A new global study shows that extremely hot days make people feel more negative, not just physically uncomfortable.
Researchers analyzed 1.2 billion social media posts from platforms like Twitter and Weibo to track how people feel on very hot days.
The study covered 157 countries and 65 languages, showing that this is a worldwide trend, not limited to a specific region.
In countries with lower income levels, people’s moods became 25% more negative during extreme heat (above 35°C or 95°F), compared to just 8% in wealthier countries.
Prof Siqi Zheng from MIT says this study reveals that rising temperatures also damage emotional well-being, not just health or productivity.
Researchers used a powerful AI tool called BERT (Bidirectional Encoder Representations from Transformers) to analyze the sentiment of posts.
Each post was rated from 0.0 (very negative) to 1.0 (very positive), giving a clear picture of how emotions shift with temperature changes.
The posts were connected to 2,988 different locations and matched with local weather data to see how temperature affected mood.
Using World Bank income data, they found that poorer countries suffer triple the emotional impact of extreme heat compared to richer ones.
Dr Wang, one of the authors, says social media gives a live, global snapshot of human emotions, which surveys can’t easily do.
By the year 2100, based on climate models, they expect a 2.3% drop in emotional well-being just from higher temperatures.

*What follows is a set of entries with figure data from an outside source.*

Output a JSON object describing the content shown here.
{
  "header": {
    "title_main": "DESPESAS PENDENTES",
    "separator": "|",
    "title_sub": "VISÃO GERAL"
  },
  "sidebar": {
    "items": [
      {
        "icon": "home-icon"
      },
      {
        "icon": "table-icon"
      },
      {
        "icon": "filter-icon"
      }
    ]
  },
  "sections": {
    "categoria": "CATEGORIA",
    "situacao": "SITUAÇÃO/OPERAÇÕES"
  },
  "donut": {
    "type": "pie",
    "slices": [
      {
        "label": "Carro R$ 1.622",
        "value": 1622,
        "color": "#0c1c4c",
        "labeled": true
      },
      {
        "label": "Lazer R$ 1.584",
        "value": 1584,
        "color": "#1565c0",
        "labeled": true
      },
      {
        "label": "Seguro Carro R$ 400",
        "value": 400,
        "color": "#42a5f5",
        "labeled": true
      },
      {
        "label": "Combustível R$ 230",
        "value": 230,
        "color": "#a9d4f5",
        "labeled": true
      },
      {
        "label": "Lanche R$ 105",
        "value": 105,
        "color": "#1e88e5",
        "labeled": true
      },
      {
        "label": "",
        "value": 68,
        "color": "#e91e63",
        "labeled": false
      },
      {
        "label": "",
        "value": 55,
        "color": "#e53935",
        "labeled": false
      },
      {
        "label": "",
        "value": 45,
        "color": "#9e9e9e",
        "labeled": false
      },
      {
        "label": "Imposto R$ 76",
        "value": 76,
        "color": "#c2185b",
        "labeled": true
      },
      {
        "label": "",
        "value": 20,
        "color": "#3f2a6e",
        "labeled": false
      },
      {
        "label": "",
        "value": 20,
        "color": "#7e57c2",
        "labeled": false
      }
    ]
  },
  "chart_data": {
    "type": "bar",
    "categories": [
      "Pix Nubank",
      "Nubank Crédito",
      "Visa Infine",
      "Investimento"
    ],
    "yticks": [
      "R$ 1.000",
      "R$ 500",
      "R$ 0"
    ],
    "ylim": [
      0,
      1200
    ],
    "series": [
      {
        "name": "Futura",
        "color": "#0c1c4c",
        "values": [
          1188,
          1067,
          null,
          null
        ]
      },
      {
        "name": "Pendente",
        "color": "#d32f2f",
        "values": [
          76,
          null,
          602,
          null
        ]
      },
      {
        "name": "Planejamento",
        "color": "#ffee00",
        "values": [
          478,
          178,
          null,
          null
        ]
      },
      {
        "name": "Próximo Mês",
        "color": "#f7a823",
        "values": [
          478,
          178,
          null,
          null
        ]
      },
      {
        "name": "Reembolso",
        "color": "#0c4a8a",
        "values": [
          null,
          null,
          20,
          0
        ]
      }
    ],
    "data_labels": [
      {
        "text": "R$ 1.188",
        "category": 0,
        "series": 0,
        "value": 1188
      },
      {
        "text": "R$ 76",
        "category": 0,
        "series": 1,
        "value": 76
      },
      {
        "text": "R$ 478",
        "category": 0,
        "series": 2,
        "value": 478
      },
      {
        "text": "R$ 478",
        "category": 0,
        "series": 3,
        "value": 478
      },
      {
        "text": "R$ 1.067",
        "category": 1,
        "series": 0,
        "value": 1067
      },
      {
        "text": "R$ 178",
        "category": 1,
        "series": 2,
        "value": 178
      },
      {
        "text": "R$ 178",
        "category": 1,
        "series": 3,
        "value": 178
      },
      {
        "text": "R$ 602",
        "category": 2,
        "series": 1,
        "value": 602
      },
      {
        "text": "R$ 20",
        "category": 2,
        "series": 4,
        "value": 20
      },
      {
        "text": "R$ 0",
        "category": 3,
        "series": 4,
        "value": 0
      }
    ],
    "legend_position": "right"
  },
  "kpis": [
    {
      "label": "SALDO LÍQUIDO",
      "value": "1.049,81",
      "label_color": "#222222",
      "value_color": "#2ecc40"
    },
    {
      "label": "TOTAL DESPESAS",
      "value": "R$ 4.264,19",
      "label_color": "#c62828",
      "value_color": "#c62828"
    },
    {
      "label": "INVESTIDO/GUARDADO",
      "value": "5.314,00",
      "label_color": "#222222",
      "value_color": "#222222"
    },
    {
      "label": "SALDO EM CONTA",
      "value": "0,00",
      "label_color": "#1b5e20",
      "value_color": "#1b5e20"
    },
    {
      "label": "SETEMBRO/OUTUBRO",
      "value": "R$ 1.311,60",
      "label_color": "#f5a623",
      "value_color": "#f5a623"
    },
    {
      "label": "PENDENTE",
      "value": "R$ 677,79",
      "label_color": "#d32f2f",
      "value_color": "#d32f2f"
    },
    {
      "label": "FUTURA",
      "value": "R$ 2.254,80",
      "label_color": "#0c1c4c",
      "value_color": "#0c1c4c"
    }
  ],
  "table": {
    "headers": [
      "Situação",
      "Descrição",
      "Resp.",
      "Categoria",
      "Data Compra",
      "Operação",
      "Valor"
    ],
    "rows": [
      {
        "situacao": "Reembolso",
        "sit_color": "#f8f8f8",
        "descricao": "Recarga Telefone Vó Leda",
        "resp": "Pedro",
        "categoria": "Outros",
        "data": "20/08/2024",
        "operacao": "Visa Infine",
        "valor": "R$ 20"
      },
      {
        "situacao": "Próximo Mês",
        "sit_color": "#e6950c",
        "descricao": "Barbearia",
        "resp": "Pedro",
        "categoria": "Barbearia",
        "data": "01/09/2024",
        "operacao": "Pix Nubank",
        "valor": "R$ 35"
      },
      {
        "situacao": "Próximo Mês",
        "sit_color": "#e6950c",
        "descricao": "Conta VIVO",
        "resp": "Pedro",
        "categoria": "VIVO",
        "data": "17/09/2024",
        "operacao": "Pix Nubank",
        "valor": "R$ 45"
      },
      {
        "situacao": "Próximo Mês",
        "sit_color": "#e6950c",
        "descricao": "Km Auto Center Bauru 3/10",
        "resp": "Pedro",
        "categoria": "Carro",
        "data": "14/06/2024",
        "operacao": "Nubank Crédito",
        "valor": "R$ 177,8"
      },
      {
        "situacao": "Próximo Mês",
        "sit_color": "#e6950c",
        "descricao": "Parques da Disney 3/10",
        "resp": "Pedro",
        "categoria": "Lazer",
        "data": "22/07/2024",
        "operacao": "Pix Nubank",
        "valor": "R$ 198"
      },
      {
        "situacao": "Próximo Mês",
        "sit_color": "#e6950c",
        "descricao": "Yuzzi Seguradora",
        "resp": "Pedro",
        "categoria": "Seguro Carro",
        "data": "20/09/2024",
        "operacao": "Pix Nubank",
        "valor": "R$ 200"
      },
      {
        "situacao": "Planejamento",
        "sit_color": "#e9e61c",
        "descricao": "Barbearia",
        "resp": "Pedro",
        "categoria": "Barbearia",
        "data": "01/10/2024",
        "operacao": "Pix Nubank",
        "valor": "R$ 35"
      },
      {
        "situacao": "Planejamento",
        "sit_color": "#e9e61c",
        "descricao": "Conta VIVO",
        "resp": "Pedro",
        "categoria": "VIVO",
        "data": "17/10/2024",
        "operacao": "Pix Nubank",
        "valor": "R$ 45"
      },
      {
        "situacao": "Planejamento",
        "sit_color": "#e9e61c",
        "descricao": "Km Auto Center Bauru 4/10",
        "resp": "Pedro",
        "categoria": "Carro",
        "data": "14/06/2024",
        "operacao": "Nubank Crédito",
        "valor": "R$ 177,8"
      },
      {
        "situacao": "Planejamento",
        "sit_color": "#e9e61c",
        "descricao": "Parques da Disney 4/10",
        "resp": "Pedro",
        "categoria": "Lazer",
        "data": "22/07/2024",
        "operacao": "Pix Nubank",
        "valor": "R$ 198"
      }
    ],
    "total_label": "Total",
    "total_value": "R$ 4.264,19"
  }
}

Dr Obradovich says as the climate continues to change, society must learn how to cope emotionally with more frequent heat stress.
Since kids and the elderly don’t post much on social media, the study may underestimate the full emotional impact, and these groups are likely even more vulnerable.
The dataset is publicly available, and the researchers hope others will use it to explore more about how climate affects mental health.